I like seeing plays! Often, theatre cheers me up. It’s been a thing I’ve loved since I was a little kid, heading into the city every year with my family around Christmas, to see the lights and a show. Sometimes I get a little silly with it and use it as a reward. Sometimes it is themed. As in, I went to see The History Boys on Broadway the day I finished a British Lit exam. It’s a thing I don’t mind doing alone, since it’s not a social occasion.

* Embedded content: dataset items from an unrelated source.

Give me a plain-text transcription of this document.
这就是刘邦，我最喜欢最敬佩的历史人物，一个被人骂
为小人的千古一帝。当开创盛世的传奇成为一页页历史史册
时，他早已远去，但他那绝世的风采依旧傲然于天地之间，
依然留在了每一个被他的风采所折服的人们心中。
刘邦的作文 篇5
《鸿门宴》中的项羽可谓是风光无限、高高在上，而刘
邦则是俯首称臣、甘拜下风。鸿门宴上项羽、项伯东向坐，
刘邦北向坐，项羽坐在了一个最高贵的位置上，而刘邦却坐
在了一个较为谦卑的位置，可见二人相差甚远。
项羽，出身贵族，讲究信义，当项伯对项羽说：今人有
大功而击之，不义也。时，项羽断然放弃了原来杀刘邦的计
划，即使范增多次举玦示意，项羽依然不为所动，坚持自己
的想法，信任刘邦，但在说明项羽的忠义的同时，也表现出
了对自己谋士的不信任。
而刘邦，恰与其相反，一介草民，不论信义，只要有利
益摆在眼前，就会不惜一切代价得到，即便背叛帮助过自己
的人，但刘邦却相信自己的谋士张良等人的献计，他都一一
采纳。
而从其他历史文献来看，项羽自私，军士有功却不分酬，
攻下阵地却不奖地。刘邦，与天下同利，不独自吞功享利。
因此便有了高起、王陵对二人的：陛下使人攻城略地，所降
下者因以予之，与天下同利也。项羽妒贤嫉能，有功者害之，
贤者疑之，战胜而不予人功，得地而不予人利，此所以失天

I haven’t really seen that much theatre in London so far. I saw a Propeller show in Guildford, The Drowned Man, and The Curious Incident of the Dog in the Night Time. In like 3 months! That’s ALL. 😦 😦 😦

When I was here in 2007, I remember theatre being incredibly accessible, especially for students. There used to be student standby tickets, where you could turn up at a theatre maybe an hour or two before curtain, and if there were unsold tickets, you’d flash your student ID and the box office would sell them to you cheap. I’m not sure if this is still common practice, but I get the sense that it isn’t. Though I guess it wouldn’t hurt to go around asking at theatres. Day tickets seem to be the more popular thing–what we’d call rush. Getting to the theatre when the box office opens for a cheap seat. I like that theatres do this, but for more popular shows, it can mean having to line up at 6am or something ridiculous, for a box office that opens at 10am. It’s upsetting to see practices here getting more and more like Broadway, because let’s face it, unless you’ve got money, Broadway is becoming almost impossible. I don’t think top ticket prices are quite as bad here–at least at the Barbican the most expensive seat for Richard II was £55. Some theatres do have cheap seats–the National has £12 tickets available for all their shows, though you have to book pretty early to snag one. Other places have concessions available, which, as a full-time student, I qualify for. I got tickets for American Psycho at the Almeida and was able to pick some good seats for the £16 concessions rate. So there is still hope!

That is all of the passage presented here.